Burada dikkat çeken ülke Suudi Arabistan. Mısır’da Mübarek’in devrildiği dönemde Mübarek’in tarafını tutan ve Müslüman Kardeşlere karşı mesafeli ve hatta karşısında olan Suudi Arabistan Suriye krizinde ise muhaliflerin yani Suriye Müslüman Kardeşleri’nin tarafında yer almıştı. Mısır’da 3 Temmuz tarihinde yapılan askeri darbede yine darbeyi destekleyici bir tutum takınarak Suriye meselesiyle çelişkili bir politika sergilediği düşünülen bu ülkenin aslında hedefinin İran’ın Şii politikasının yayılmacılığını engellemek ve yine Müslüman Kardeşler gibi cumhuriyetçi bir İslami akımın etkinliğine set vurmak olduğu bir araya getirilince tablo tamamlanıyor ve çelişkili olma durumu o kadar göze çarpmıyor. Mısır’da askeri darbeyi destekliyor çünkü kendi krallık rejimine tehdit oluşturacağı için Müslüman Kardeşler’in yönetimde olmasını istemiyor. Suriye’de içinde Müslüman Kardeşler’in olduğunu bile bile muhalefeti destekliyor çünkü orada İran’ın en büyük müttefiklerinden Baas rejiminin karşısında durarak olayı Sünni- Şii çekişmesine çekmek istiyor. Diğer körfez ülkeleri de bu politikayı destekliyor. Mısır konusunda başlarda farklı bir politika izleyen ama yumuşak bir müdahaleyle Başbakanını değiştirmek durumunda kaldıktan sonra politikasında değişikliğe giden Katar da bu cepheye dahil. Dolayısıyla Esad sonrası belirsizlikten Müslüman Kardeşlerin avantajlı çıkmasını bu grup da istemiyor.
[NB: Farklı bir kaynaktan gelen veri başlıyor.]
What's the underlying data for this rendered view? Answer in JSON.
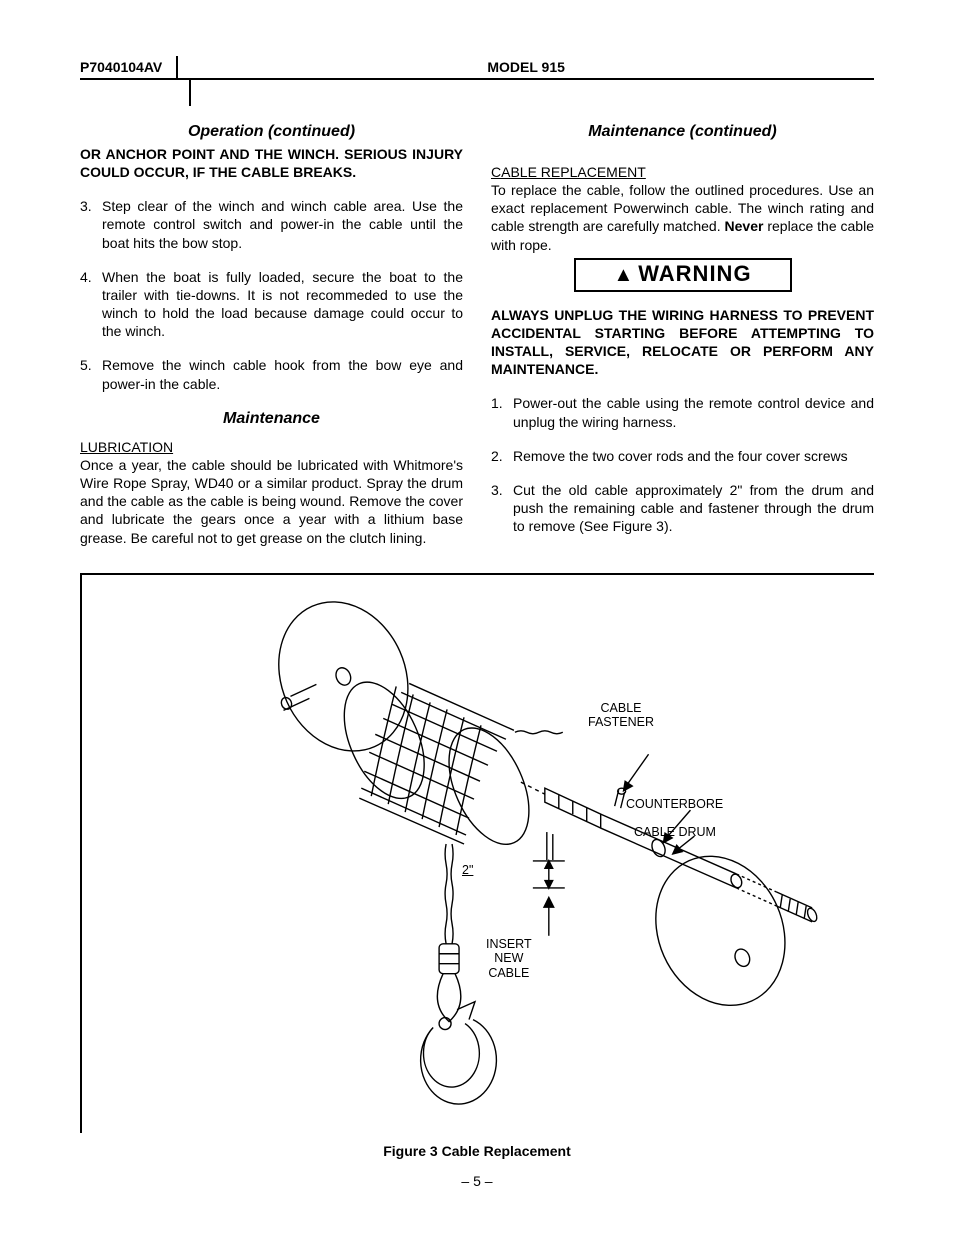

Yukarıdaki tabloya baktığımızda Esad’ın devrilip de yerine Müslüman Kardeşler’in gelmesini isteyen tek ülke Türkiye gibi gözüküyor ama gidişat ülkemizin isteklerini destekleyici mahiyette değil. Gidişat, total bir Müslüman Kardeşler iktidarı yerine bölünmüş bir Suriye yönünde. Rojava (ki Kürtler bunu Batı Kürdistan anlamında kullanıyor) bölgesinde PYD’nin etkinliğini artırması, buna Esad yönetiminin ses çıkarmaması, bu etkinliğe ülke içinde El- Kaide bağlantılı El- Nusra örgütünün karşı çıkması ve sivil katliamların yaşanmaya başlanması, bu ayrım ve bölünmeyi daha artıracaktır. Batının El- Kaide karşıtı bir pozisyon alacağını tahmin etmek zor değil. Olası bir askeri müdahale, beraberinde Türkiye’nin istediği gibi bir uçuşa yasak bölge oluşumuna neden olursa bu bölge tamamen Suriye merkezi yönetiminin kontrolünden çıkacak ve kuzeydeki yapılanmayı hızlandıracaktır. Birinci Körfez Savaşı’ndan sonra Irak’ın kuzeyinde, 36. Paralelin ötesinde uçuşa yasak bölge ilan edilmesinin en sonunda Irak’ı ne hale getirdiğini bir hatırlayalım ve yazının başlığında sorduğumuz soruya cevap verelim. Suriye nereye? Kürt, Sünni ve Nusayri bölgelerinden oluşacak üç bölgeli bir bölünmeye doğru tam gaz ilerliyor. Tabii ki beraberinde, etnik ve mezhepsel fay hatlarında biriken gerilimin başta Türkiye olmak üzere bölge ülkelerine yansımasını da taşıyarak.